There is now an official acceptance for a car type certificate for the Tokyo-based firm SkyDrive’s eVTOL flying car idea from Japan’s Ministry of Land, Infrastructure, Transport, and Tourism.
The acceptance of the application is really just the beginning as SkyDrive and Japan both figure out how to certify the thing and develop the laws around it.
Earlier this year, SkyDrive unveiled its first flying vehicle prototype to the public, which was followed by a successful piloted test flight in 2018.
Making an “entirely safe and dependable flying vehicle” is the goal.
The SD-03 is the most recent model of SkyDrive’s flying automobile drone. With eight propellers (two on each corner) and a peak speed of 30 mph (48 km/h), it can go for 10 minutes at a time.
SkyDrive says in its statement that the “design, construction, strength, and performance” fulfill the “required safety and environmental standards” of the MLIT safety certificate. “We are delighted” to get accepted, and we will “continue to work in close conjunction with the government and MLIT to finish our development of a totally safe and dependable flying automobile,” adds the business.
SD-03 is expected to be used for a flying taxi service in Japan’s Osaka Bay area as early as 2025 by SkyDrive, which presently operates a 30-kilogram-payload freight drone service there. A video of SkyDrive’s piloted flying vehicle in action is seen below.
The decade of flying automobiles is expected to begin in the 2020s
According to SkyDrive’s 2025 timetable, flying taxi companies like Volocopter expect to begin operations in 2023. As there is no enclosed cabin, SkyDrive’s model is unquestionably riskier.

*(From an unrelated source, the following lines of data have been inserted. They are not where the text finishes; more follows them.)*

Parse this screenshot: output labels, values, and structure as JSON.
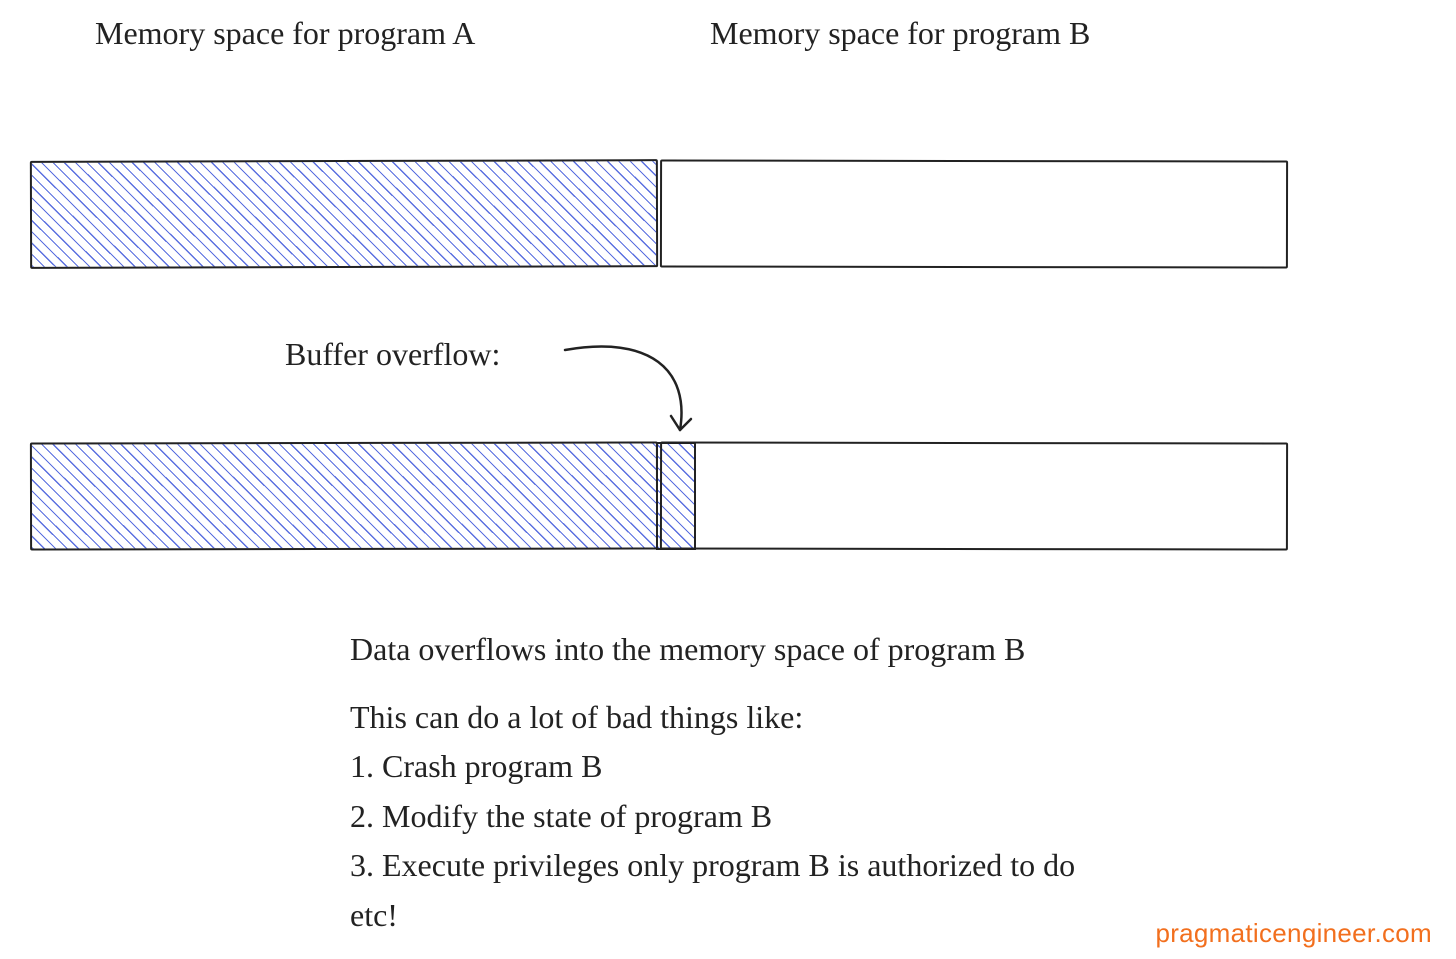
{
  "headings": {
    "programA": "Memory space for program A",
    "programB": "Memory space for program B"
  },
  "annotation": {
    "bufferOverflow": "Buffer overflow:"
  },
  "explanation": {
    "line1": "Data overflows into the memory space of program B",
    "line2": "This can do a lot of bad things like:",
    "item1": "1. Crash program B",
    "item2": "2. Modify the state of program B",
    "item3": "3. Execute privileges only program B is authorized to do",
    "etc": "etc!"
  },
  "watermark": "pragmaticengineer.com",
  "colors": {
    "hatch": "#5a6fe0",
    "ink": "#222222",
    "brand": "#f26f1e"
  }
}
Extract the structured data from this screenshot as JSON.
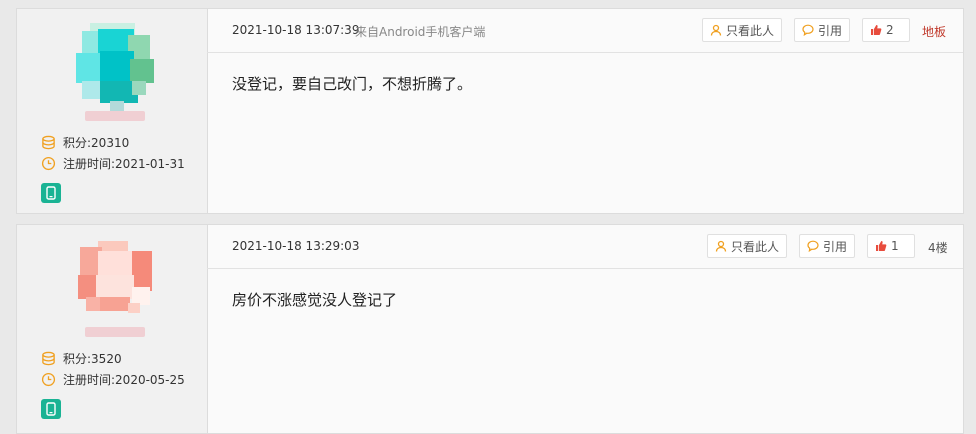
{
  "posts": [
    {
      "user": {
        "points_label": "积分:",
        "points": "20310",
        "reg_label": "注册时间:",
        "reg_date": "2021-01-31"
      },
      "time": "2021-10-18 13:07:39",
      "source": "来自Android手机客户端",
      "only_this_label": "只看此人",
      "quote_label": "引用",
      "likes": "2",
      "floor": "地板",
      "floor_color": "#c0392b",
      "content": "没登记，要自己改门，不想折腾了。"
    },
    {
      "user": {
        "points_label": "积分:",
        "points": "3520",
        "reg_label": "注册时间:",
        "reg_date": "2020-05-25"
      },
      "time": "2021-10-18 13:29:03",
      "source": "",
      "only_this_label": "只看此人",
      "quote_label": "引用",
      "likes": "1",
      "floor": "4楼",
      "floor_color": "#555555",
      "content": "房价不涨感觉没人登记了"
    }
  ],
  "colors": {
    "accent_orange": "#f0a020",
    "like_red": "#e84c3d",
    "mobile_green": "#1ab394"
  },
  "icons": [
    "coins-icon",
    "clock-icon",
    "mobile-icon",
    "user-icon",
    "quote-icon",
    "thumbs-up-icon"
  ]
}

With just two engines instead of 36, it has less redundancy than the Lilium 7-seater eVTOL aircraft, which comes with 36 ducted electric fans for additional safety. Neither SkyDrive nor the SD-03’s autonomous capabilities or other safety measures have been announced as part of the SD-03’s bigger closed cabin variant.
SD-03’s open interior and one-seater layout make it more like an airborne hoverbike than a flying car. A.L.I. Technologies, a Japanese business, has showcased a hoverbike that bears a strong resemblance. For $680,000, consumers may get their hands on a limited supply of the firm’s model, which is supported by Mitsubishi Electric and Kyocera.
For the time being, it does not appear that the SD-03 will be sold individually and will instead be included in SkyDrive’s drone as a service model.